FedScale icon indicating copy to clipboard operation
FedScale copied to clipboard

[FedScale Core] fail to run if it's not in simulation mode.

Open whr819987540 opened this issue 6 months ago • 0 comments

What happened + What you expected to happen

If I set the experiment_mode to "standalone" for example, which is not "simulation", FedScale fails to run. The femnist_cluster.yml is:

# Configuration file of FAR training experiment

# ========== Cluster configuration ========== 
# ip address of the parameter server (need 1 GPU process)
ps_ip: 192.168.124.102

# ip address of each worker:# of available gpus process on each gpu in this node
# Note that if we collocate ps and worker on same GPU, then we need to decrease this number of available processes on that GPU by 1
# E.g., master node has 4 available processes, then 1 for the ps, and worker should be set to: worker:3
worker_ips:
    - 192.168.124.104:[1]
    - 192.168.124.105:[1]
    - 192.168.124.106:[1]

exp_path: $FEDSCALE_HOME/fedscale/cloud

# Entry function of executor and aggregator under $exp_path
executor_entry: execution/executor.py

aggregator_entry: aggregation/aggregator.py

auth:
    ssh_user: "whr"
    ssh_private_key: ~/.ssh/id_rsa

# cmd to run before we can indeed run FAR (in order)
setup_commands:
    - source /usr/local/miniconda3/bin/activate fedscale

# ========== Additional job configuration ========== 
# Default parameters are specified in config_parser.py, wherein more description of the parameter can be found

job_conf: 
    - job_name: femnist_cluster                   # Generate logs under this folder: log_path/job_name/time_stamp
    - log_path: $FEDSCALE_HOME/benchmark # Path of log files
    - num_participants: 2                 # Number of participants per round, we use K=100 in our paper, large K will be much slower
    - data_set: femnist                     # Dataset: openImg, google_speech, stackoverflow
    - data_dir: $FEDSCALE_HOME/benchmark/dataset/data/femnist    # Path of the dataset
    - data_map_file: $FEDSCALE_HOME/benchmark/dataset/data/femnist/client_data_mapping/train.csv              # Allocation of data to each client, turn to iid setting if not provided
    - device_conf_file: $FEDSCALE_HOME/benchmark/dataset/data/device_info/client_device_capacity     # Path of the client trace
    - device_avail_file: $FEDSCALE_HOME/benchmark/dataset/data/device_info/client_behave_trace
    - model: resnet18             # NOTE: Please refer to our model zoo README and use models for these small image (e.g., 32x32x3) inputs
#    - model_zoo: fedscale-torch-zoo
    - eval_interval: 10                     # How many rounds to run a testing on the testing set
    - rounds: 1000                          # Number of rounds to run this training.

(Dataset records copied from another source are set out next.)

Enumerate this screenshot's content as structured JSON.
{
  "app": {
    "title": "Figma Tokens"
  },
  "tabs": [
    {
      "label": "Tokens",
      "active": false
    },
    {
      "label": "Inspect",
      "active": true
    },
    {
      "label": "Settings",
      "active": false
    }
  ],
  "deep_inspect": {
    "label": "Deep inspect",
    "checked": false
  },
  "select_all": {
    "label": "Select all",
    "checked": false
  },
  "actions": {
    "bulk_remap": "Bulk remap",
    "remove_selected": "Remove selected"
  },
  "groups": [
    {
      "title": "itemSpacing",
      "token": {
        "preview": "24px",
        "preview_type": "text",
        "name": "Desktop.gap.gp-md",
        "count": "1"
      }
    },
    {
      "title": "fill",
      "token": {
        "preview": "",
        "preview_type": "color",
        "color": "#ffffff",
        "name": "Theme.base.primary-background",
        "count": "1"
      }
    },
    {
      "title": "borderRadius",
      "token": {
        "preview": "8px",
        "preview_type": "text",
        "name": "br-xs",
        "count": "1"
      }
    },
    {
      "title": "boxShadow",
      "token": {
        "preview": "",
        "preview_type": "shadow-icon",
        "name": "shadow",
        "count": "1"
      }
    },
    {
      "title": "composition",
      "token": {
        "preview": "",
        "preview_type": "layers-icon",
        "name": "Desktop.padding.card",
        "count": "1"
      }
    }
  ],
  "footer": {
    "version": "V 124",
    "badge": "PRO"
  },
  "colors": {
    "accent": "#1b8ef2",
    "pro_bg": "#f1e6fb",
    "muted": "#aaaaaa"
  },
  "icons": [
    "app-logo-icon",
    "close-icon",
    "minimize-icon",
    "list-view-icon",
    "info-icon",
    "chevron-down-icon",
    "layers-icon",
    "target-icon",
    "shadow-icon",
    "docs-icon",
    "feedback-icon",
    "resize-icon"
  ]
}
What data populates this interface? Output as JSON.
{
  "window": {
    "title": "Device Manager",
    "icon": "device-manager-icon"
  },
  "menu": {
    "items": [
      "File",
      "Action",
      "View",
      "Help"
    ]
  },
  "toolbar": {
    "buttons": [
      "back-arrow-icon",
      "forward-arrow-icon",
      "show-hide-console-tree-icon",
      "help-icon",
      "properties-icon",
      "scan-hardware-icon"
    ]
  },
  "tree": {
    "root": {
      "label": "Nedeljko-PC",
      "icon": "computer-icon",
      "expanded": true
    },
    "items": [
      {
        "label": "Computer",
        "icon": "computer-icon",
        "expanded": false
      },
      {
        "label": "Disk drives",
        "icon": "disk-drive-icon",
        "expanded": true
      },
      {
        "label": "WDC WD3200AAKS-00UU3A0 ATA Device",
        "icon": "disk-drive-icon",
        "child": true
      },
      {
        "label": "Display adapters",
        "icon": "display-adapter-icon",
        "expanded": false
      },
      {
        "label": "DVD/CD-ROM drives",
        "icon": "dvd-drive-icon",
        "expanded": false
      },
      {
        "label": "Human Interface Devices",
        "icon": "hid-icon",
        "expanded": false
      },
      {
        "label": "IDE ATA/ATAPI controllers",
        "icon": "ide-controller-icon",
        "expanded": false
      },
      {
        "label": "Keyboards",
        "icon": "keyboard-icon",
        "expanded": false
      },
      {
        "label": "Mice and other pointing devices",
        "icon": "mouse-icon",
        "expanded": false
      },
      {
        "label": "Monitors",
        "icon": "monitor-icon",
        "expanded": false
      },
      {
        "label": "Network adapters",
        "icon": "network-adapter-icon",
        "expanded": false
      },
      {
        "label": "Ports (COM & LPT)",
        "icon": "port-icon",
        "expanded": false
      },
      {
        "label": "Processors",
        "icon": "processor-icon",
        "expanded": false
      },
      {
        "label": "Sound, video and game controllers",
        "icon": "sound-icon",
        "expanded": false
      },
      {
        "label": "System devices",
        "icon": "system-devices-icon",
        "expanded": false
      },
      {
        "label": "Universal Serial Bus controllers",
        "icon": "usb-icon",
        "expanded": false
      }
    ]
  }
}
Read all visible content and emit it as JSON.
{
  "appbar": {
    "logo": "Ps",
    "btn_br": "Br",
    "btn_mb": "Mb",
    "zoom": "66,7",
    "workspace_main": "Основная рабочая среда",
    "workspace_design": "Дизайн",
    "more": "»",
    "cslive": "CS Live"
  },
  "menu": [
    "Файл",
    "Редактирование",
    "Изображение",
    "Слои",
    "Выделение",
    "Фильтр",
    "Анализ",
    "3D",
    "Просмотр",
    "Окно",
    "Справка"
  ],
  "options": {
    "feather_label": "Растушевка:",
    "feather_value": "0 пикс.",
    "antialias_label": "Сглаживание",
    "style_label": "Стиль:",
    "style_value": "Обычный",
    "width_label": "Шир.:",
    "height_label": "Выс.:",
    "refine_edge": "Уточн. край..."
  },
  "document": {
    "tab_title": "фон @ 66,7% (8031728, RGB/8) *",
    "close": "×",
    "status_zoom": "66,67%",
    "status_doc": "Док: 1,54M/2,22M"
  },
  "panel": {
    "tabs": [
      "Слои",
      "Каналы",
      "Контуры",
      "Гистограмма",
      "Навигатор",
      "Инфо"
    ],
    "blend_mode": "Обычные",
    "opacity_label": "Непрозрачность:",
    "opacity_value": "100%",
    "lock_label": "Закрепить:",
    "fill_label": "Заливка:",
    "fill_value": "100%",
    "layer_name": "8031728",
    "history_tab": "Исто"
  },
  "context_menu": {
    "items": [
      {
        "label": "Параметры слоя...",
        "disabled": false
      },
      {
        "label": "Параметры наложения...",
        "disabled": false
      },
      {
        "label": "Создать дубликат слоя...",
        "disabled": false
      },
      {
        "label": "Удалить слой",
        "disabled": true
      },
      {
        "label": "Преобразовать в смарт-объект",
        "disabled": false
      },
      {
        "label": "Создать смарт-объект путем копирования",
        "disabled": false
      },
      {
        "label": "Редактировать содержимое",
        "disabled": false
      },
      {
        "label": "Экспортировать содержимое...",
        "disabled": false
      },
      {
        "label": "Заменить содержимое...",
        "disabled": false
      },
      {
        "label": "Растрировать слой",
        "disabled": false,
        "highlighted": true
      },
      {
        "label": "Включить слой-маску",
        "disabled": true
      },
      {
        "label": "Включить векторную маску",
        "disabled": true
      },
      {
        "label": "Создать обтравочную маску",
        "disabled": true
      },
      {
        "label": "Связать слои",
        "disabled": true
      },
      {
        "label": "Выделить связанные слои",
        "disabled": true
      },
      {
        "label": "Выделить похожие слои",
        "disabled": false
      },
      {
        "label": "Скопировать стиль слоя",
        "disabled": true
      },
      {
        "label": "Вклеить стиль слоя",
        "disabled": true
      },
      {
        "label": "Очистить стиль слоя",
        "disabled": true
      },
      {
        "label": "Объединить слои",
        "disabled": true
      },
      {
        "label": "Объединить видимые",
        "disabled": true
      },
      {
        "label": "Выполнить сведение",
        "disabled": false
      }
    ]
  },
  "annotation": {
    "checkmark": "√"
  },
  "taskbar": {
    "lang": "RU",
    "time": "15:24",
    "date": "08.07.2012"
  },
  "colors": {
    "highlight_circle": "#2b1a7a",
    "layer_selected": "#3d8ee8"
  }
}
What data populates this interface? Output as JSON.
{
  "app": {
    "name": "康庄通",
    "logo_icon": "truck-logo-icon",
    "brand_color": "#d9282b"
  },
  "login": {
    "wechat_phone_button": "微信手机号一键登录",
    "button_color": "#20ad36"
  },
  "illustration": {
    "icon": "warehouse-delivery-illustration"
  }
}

We use 1000 in our paper, while it may converge w/ ~400 rounds
    - filter_less: 21                       # Remove clients w/ less than 21 samples
    - num_loaders: 2
    - local_steps: 5
    - learning_rate: 0.05
    - batch_size: 20
    - test_bsz: 20
    - use_cuda: True
    - save_checkpoint: False
    
    - experiment_mode: standalone
    - overcommitment: 1.0

The log is:

2023-12-27 14:39:19.056225: I tensorflow/core/platform/cpu_feature_guard.cc:193] This TensorFlow binary is optimized with oneAPI Deep Neural Network Library (oneDNN) to use the following CPU instructions in performance-critical operations:  AVX2 AVX_VNNI FMA
To enable them in other operations, rebuild TensorFlow with the appropriate compiler flags.
2023-12-27 14:39:19.152964: I tensorflow/core/util/port.cc:104] oneDNN custom operations are on. You may see slightly different numerical results due to floating-point round-off errors from different computation orders. To turn them off, set the environment variable `TF_ENABLE_ONEDNN_OPTS=0`.
2023-12-27 14:39:19.480238: W tensorflow/compiler/xla/stream_executor/platform/default/dso_loader.cc:64] Could not load dynamic library 'libnvinfer.so.7'; dlerror: libnvinfer.so.7: cannot open shared object file: No such file or directory
2023-12-27 14:39:19.480270: W tensorflow/compiler/xla/stream_executor/platform/default/dso_loader.cc:64] Could not load dynamic library 'libnvinfer_plugin.so.7'; dlerror: libnvinfer_plugin.so.7: cannot open shared object file: No such file or directory
2023-12-27 14:39:19.480272: W tensorflow/compiler/tf2tensorrt/utils/py_utils.cc:38] TF-TRT Warning: Cannot dlopen some TensorRT libraries. If you would like to use Nvidia GPU with TensorRT, please make sure the missing libraries mentioned above are installed properly.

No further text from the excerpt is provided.